Es kam der Tag, an dem mein Vater zusammenbrach, laut und scheppernd in der Küche, wo er Kartoffelkroketten für sich in der Pfanne briet. Ich hörte das Geräusch vom oberen Stockwerk her, es war ein Stapel Geschirr, der zertrümmert am Boden lag, daneben mein Vater mit ausgebreiteten Armen. Ich glaube, er hatte zusammenbrechen w o l l e n, angesichts der fürchterlichen Lage, in die er sich gebracht hatte, das glaube ich heute, damals dachte ich zunächst, er hätte einen Herzschlag erlitten.

«Vater!»

Er betrachtete mich, als ob er mich zum ersten Mal in seinem Leben sähe, dann richtete er sich auf.

«Erinnerst du dich an das Haus in Minden, in dem wir wohnten? Mit Mutter?»

«Vater!» rief ich, «beruhige dich doch!»

«Mit Mutter.»

«Es ist ja gut, Vater», rief ich in meiner Angst, «es ist nicht schlimm, es ist gar nicht schlimm, du bist gestürzt.»

«Nein, nein», beharrte er, «in Minden, weißt du, was da im Hof war, was ich da gemacht habe?» Was hatte er gemacht, den Dreck von einer Seite auf die andere gekehrt, wie ich mich erinnerte, von einer beschissenen Seite auf die andere.

«Nein, nein, was ich da hatte?»

«Was hattest du.»

«Einen Briefkasten!»

Einen Briefkasten, das machte mir nun wirklich Angst, daß er darauf bestand. Ich holte ein nasses Tuch, ein Glas Wasser, seine Herztropfen, hatte er überhaupt Herztropfen? Ich glaube nicht.

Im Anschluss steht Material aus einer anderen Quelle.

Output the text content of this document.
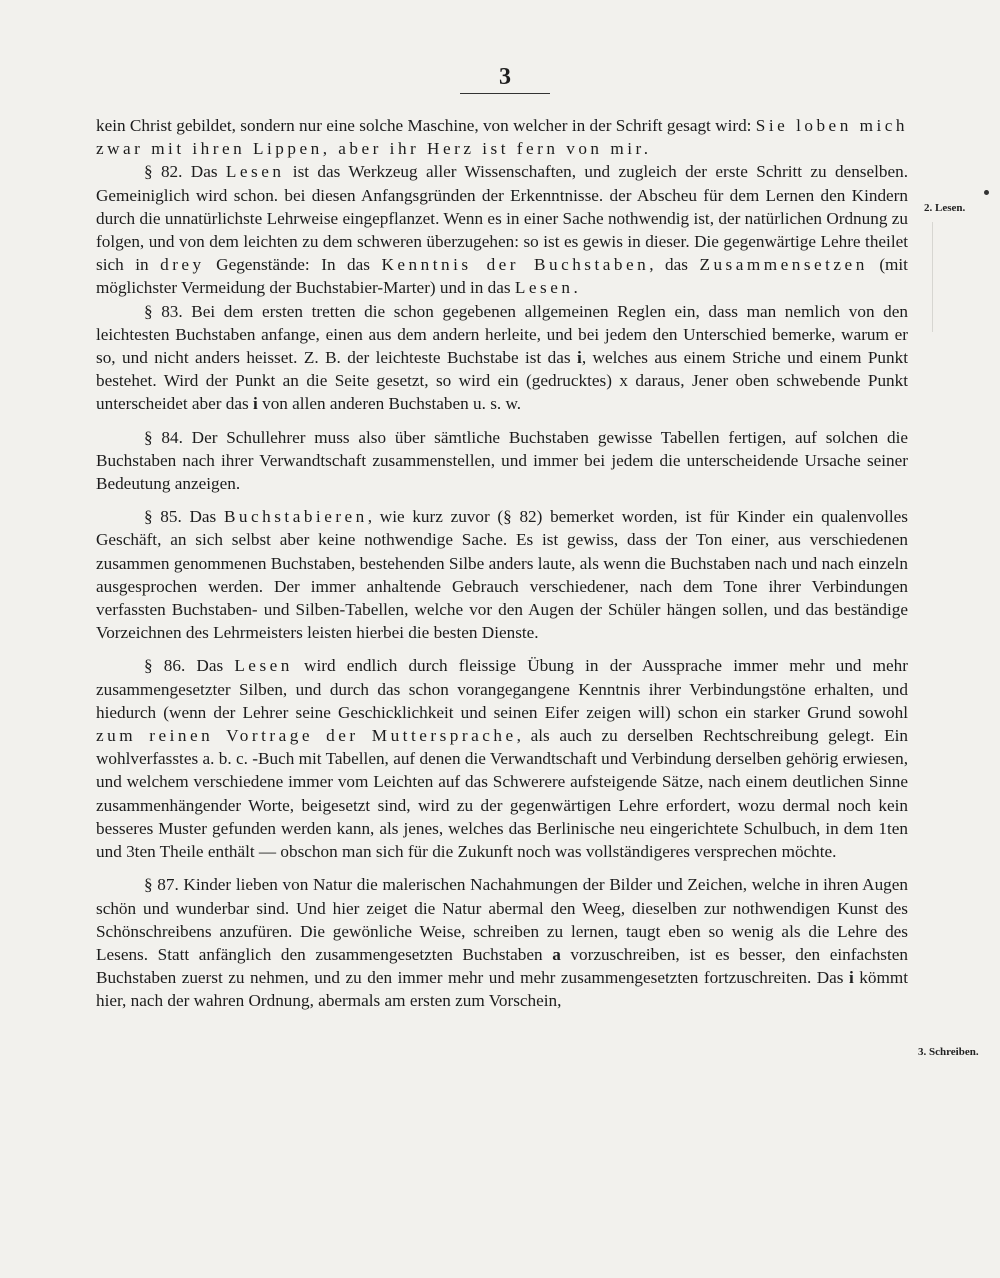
3
2. Lesen.
3. Schreiben.

kein Christ gebildet, sondern nur eine solche Maschine, von welcher in der Schrift gesagt wird: Sie loben mich zwar mit ihren Lippen, aber ihr Herz ist fern von mir.

§ 82. Das Lesen ist das Werkzeug aller Wissenschaften, und zugleich der erste Schritt zu denselben. Gemeiniglich wird schon. bei diesen Anfangsgründen der Erkenntnisse. der Abscheu für dem Lernen den Kindern durch die unnatürlichste Lehrweise eingepflanzet. Wenn es in einer Sache nothwendig ist, der natürlichen Ordnung zu folgen, und von dem leichten zu dem schweren überzugehen: so ist es gewis in dieser. Die gegenwärtige Lehre theilet sich in drey Gegenstände: In das Kenntnis der Buchstaben, das Zusammensetzen (mit möglichster Vermeidung der Buchstabier-Marter) und in das Lesen.

§ 83. Bei dem ersten tretten die schon gegebenen allgemeinen Reglen ein, dass man nemlich von den leichtesten Buchstaben anfange, einen aus dem andern herleite, und bei jedem den Unterschied bemerke, warum er so, und nicht anders heisset. Z. B. der leichteste Buchstabe ist das i, welches aus einem Striche und einem Punkt bestehet. Wird der Punkt an die Seite gesetzt, so wird ein (gedrucktes) x daraus, Jener oben schwebende Punkt unterscheidet aber das i von allen anderen Buchstaben u. s. w.

§ 84. Der Schullehrer muss also über sämtliche Buchstaben gewisse Tabellen fertigen, auf solchen die Buchstaben nach ihrer Verwandtschaft zusammenstellen, und immer bei jedem die unterscheidende Ursache seiner Bedeutung anzeigen.

§ 85. Das Buchstabieren, wie kurz zuvor (§ 82) bemerket worden, ist für Kinder ein qualenvolles Geschäft, an sich selbst aber keine nothwendige Sache. Es ist gewiss, dass der Ton einer, aus verschiedenen zusammen genommenen Buchstaben, bestehenden Silbe anders laute, als wenn die Buchstaben nach und nach einzeln ausgesprochen werden. Der immer anhaltende Gebrauch verschiedener, nach dem Tone ihrer Verbindungen verfassten Buchstaben- und Silben-Tabellen, welche vor den Augen der Schüler hängen sollen, und das beständige Vorzeichnen des Lehrmeisters leisten hierbei die besten Dienste.

§ 86. Das Lesen wird endlich durch fleissige Übung in der Aussprache immer mehr und mehr zusammengesetzter Silben, und durch das schon vorangegangene Kenntnis ihrer Verbindungstöne erhalten, und hiedurch (wenn der Lehrer seine Geschicklichkeit und seinen Eifer zeigen will) schon ein starker Grund sowohl zum reinen Vortrage der Muttersprache, als auch zu derselben Rechtschreibung gelegt. Ein wohlverfasstes a. b. c. -Buch mit Tabellen, auf denen die Verwandtschaft und Verbindung derselben gehörig erwiesen, und welchem verschiedene immer vom Leichten auf das Schwerere aufsteigende Sätze, nach einem deutlichen Sinne zusammenhängender Worte, beigesetzt sind, wird zu der gegenwärtigen Lehre erfordert, wozu dermal noch kein besseres Muster gefunden werden kann, als jenes, welches das Berlinische neu eingerichtete Schulbuch, in dem 1ten und 3ten Theile enthält — obschon man sich für die Zukunft noch was vollständigeres versprechen möchte.

§ 87. Kinder lieben von Natur die malerischen Nachahmungen der Bilder und Zeichen, welche in ihren Augen schön und wunderbar sind. Und hier zeiget die Natur abermal den Weeg, dieselben zur nothwendigen Kunst des Schönschreibens anzufüren. Die gewönliche Weise, schreiben zu lernen, taugt eben so wenig als die Lehre des Lesens. Statt anfänglich den zusammengesetzten Buchstaben a vorzuschreiben, ist es besser, den einfachsten Buchstaben zuerst zu nehmen, und zu den immer mehr und mehr zusammengesetzten fortzuschreiten. Das i kömmt hier, nach der wahren Ordnung, abermals am ersten zum Vorschein,
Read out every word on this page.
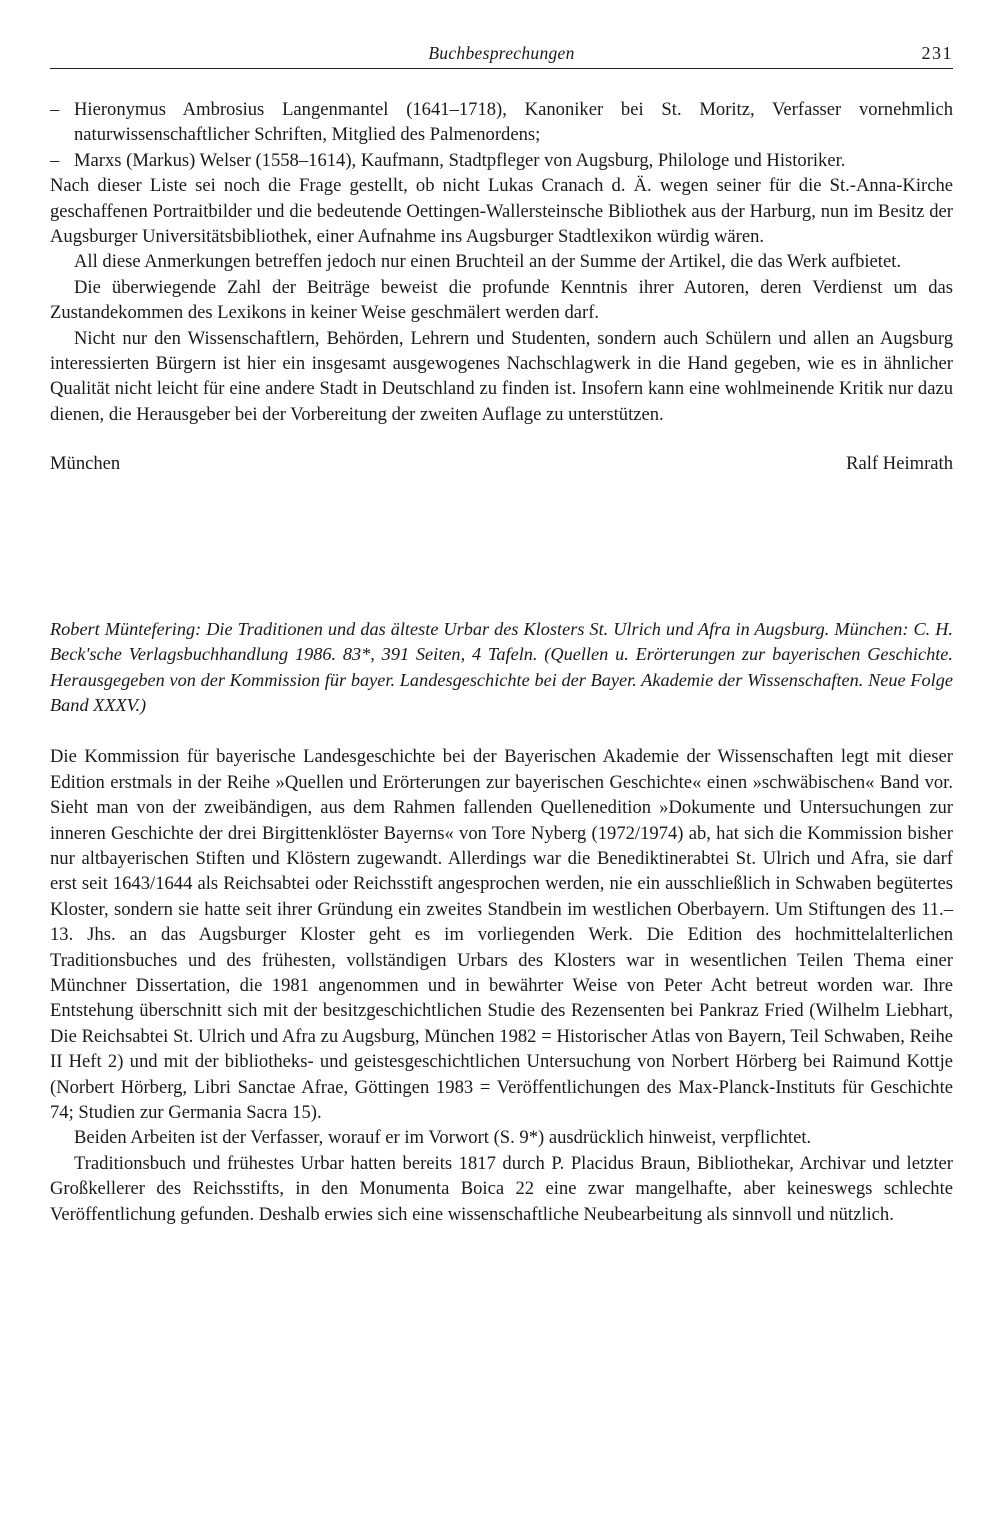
Buchbesprechungen	231
– Hieronymus Ambrosius Langenmantel (1641–1718), Kanoniker bei St. Moritz, Verfasser vornehmlich naturwissenschaftlicher Schriften, Mitglied des Palmenordens;
– Marxs (Markus) Welser (1558–1614), Kaufmann, Stadtpfleger von Augsburg, Philologe und Historiker.

Nach dieser Liste sei noch die Frage gestellt, ob nicht Lukas Cranach d. Ä. wegen seiner für die St.-Anna-Kirche geschaffenen Portraitbilder und die bedeutende Oettingen-Wallersteinsche Bibliothek aus der Harburg, nun im Besitz der Augsburger Universitätsbibliothek, einer Aufnahme ins Augsburger Stadtlexikon würdig wären.

All diese Anmerkungen betreffen jedoch nur einen Bruchteil an der Summe der Artikel, die das Werk aufbietet.

Die überwiegende Zahl der Beiträge beweist die profunde Kenntnis ihrer Autoren, deren Verdienst um das Zustandekommen des Lexikons in keiner Weise geschmälert werden darf.

Nicht nur den Wissenschaftlern, Behörden, Lehrern und Studenten, sondern auch Schülern und allen an Augsburg interessierten Bürgern ist hier ein insgesamt ausgewogenes Nachschlagwerk in die Hand gegeben, wie es in ähnlicher Qualität nicht leicht für eine andere Stadt in Deutschland zu finden ist. Insofern kann eine wohlmeinende Kritik nur dazu dienen, die Herausgeber bei der Vorbereitung der zweiten Auflage zu unterstützen.

München	Ralf Heimrath

Robert Müntefering: Die Traditionen und das älteste Urbar des Klosters St. Ulrich und Afra in Augsburg. München: C. H. Beck'sche Verlagsbuchhandlung 1986. 83*, 391 Seiten, 4 Tafeln. (Quellen u. Erörterungen zur bayerischen Geschichte. Herausgegeben von der Kommission für bayer. Landesgeschichte bei der Bayer. Akademie der Wissenschaften. Neue Folge Band XXXV.)

Die Kommission für bayerische Landesgeschichte bei der Bayerischen Akademie der Wissenschaften legt mit dieser Edition erstmals in der Reihe »Quellen und Erörterungen zur bayerischen Geschichte« einen »schwäbischen« Band vor. Sieht man von der zweibändigen, aus dem Rahmen fallenden Quellenedition »Dokumente und Untersuchungen zur inneren Geschichte der drei Birgittenklöster Bayerns« von Tore Nyberg (1972/1974) ab, hat sich die Kommission bisher nur altbayerischen Stiften und Klöstern zugewandt. Allerdings war die Benediktinerabtei St. Ulrich und Afra, sie darf erst seit 1643/1644 als Reichsabtei oder Reichsstift angesprochen werden, nie ein ausschließlich in Schwaben begütertes Kloster, sondern sie hatte seit ihrer Gründung ein zweites Standbein im westlichen Oberbayern. Um Stiftungen des 11.–13. Jhs. an das Augsburger Kloster geht es im vorliegenden Werk. Die Edition des hochmittelalterlichen Traditionsbuches und des frühesten, vollständigen Urbars des Klosters war in wesentlichen Teilen Thema einer Münchner Dissertation, die 1981 angenommen und in bewährter Weise von Peter Acht betreut worden war. Ihre Entstehung überschnitt sich mit der besitzgeschichtlichen Studie des Rezensenten bei Pankraz Fried (Wilhelm Liebhart, Die Reichsabtei St. Ulrich und Afra zu Augsburg, München 1982 = Historischer Atlas von Bayern, Teil Schwaben, Reihe II Heft 2) und mit der bibliotheks- und geistesgeschichtlichen Untersuchung von Norbert Hörberg bei Raimund Kottje (Norbert Hörberg, Libri Sanctae Afrae, Göttingen 1983 = Veröffentlichungen des Max-Planck-Instituts für Geschichte 74; Studien zur Germania Sacra 15).

Beiden Arbeiten ist der Verfasser, worauf er im Vorwort (S. 9*) ausdrücklich hinweist, verpflichtet.

Traditionsbuch und frühestes Urbar hatten bereits 1817 durch P. Placidus Braun, Bibliothekar, Archivar und letzter Großkellerer des Reichsstifts, in den Monumenta Boica 22 eine zwar mangelhafte, aber keineswegs schlechte Veröffentlichung gefunden. Deshalb erwies sich eine wissenschaftliche Neubearbeitung als sinnvoll und nützlich.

«Nein, nein», er richtete sich auf.

«Jetzt leg dich wieder schön hin, am besten aufs Sofa, siehst du, da kannst du mir in aller Ruhe die Geschichte von deinem Briefkasten erzählen.»

«Im Hof», krächzte er.

«Ja, ja, im Haus, eine ganze Reihe», beruhigte ich ihn, «für jede Wohnung einer.»

«Nein, nein», jetzt krächzte er wirklich.

– –

«Der Briefkasten im Hof!!!»

Oh, Gott, es war heraus, Vater war wirr im Kopf geworden. — In diesem Augenblick schlug die Uhr in der Diele zwölf, und wie durch Zauberei schlugen kurz hintereinander auch die Uhren von St. Michael, von St. Jean und die der von hier aus nicht sichtbaren großherzoglichen Residenz — dazu muß man wissen, daß Luxemburg ein höchst dramatisches Stadtbild hat, reich gebaut, imponiert es vor allem durch dramatische Höhenunterschiede. Von den Festungswällen schaut man senkrecht zweihundert Meter in die Tiefe, wo kleine Eisenbahnen fahren, wo Parks und Obstgärten sich erstrecken, Kinderspielplätze mit ganz winzigen Kindern ohne Laut bei diesem Höhenunterschied. Das erklärt auch, daß die Stadt selbst niemals, weder von den Habsburgern, noch den Franzosen oder Niederländern je erobert wurde. Man saß hier immer in Sicherheit.